Aanpassen aan de omgeving
Aanpassingen aan de omgeving
  • Planten op vochtige plaatsen
    • Hebben grote, dunne bladeren.
      • Hierdoor veel verdamping.
  • Waterplanten met drijvende bladeren
    • Hebben huidmondjes aan de bovenkant van het blad.
      • Zo kunnen ze toch koolstofdioxide uit de lucht halen.
  • Planten in droge gebieden
    • De verdamping moet beperkt worden.
      Kan op verschillende manieren.
      • Kleine bladeren.
        • Bijvoorbeeld: hei, naaldbomen.
      • Dikke waslaag op de opperhuid.
        • Bijvoorbeeld: vetplanten.
      • Minder huidmondjes.
      • Huidmondjes die verzonken liggen.
    • Kunnen soms ook water opslaan in bladeren en stengel.
      • Bijvoorbeeld: cactussen.
Gebruik van planten

Je moet kunnen aangeven welke delen van planten voedingsmiddelen en/ of grondstoffen
leveren voor de mens.

Nuttige planten

  • Alle onderdelen kunnen voedingsmiddelen of grondstoffen voor de mens en dier leveren.
  • Verschillende onderdelen kunnen gebruikt worden voor het maken van medicijnen.

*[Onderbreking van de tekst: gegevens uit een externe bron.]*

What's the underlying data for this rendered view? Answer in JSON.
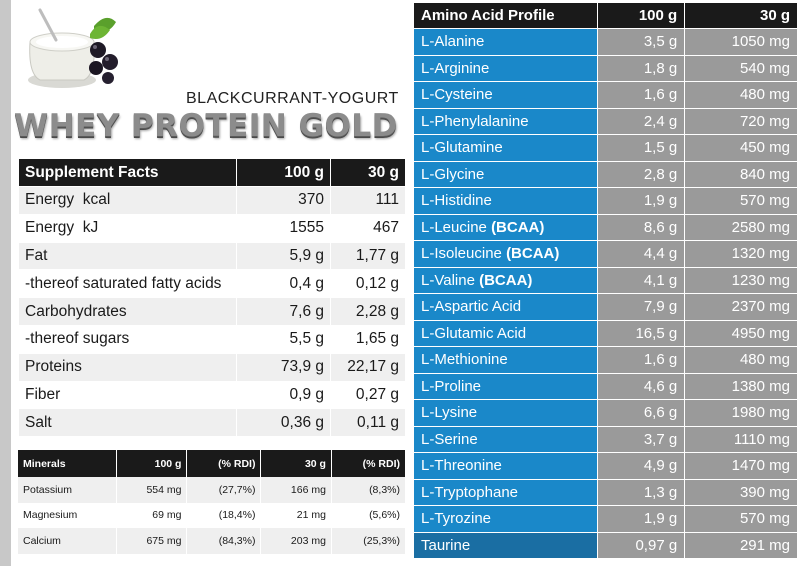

Voedingsstoffen/grondstoffen
Voorbeelden

  • Bloemen
    • Voedsel
      • Bloemkool, broccoli.
    • Grondstoffen
      • Nectar.
        • Hiervan maken de bijen honing.
      • Thee.
      • Geurstoffen..
        • Parfums.
      • Kleurstoffen.
  • Vruchten
    • Voedsel
      • Komkommer, tomaat, sperziebonen, appel, paprika.
    • Grondstoffen voor
      • Jam, sap.
  • Zaden
    • Voedsel
      • Bruine bonen, rijst, erwten, pinda.
    • Grondstoffen
      • Meel voor het brood.
      • Olie.
        • Grondstof voor onder andere margarine en mayonaise.
      • Katoen.
        • Gemaakt uit zaden van de katoenplant.
        • Kleding.
  • Bladeren
    • Voedsel
      • Sla, witlof, spruitjes, spinazie.
  • Stengels
    • Voedsel
      • Asperge.
    • Grondstoffen
      • Rubber.
        • Komt uit de bast van de rubberboom.
        • Sandalen, laarzen,tegels (antislip).
      • Hout.
        • Bestaat uit houtvaten.
        • Bouwmateriaal, meubels.
      • Linnen.
        • Kleding, meubelstoffen.
      • Kurk
  • Wortels
    • Voedsel
      • Aardappel, radijs. rode biet.
    • Grondstoffen
      • suiker
        • Wordt gehaald uit suikerbieten en riet.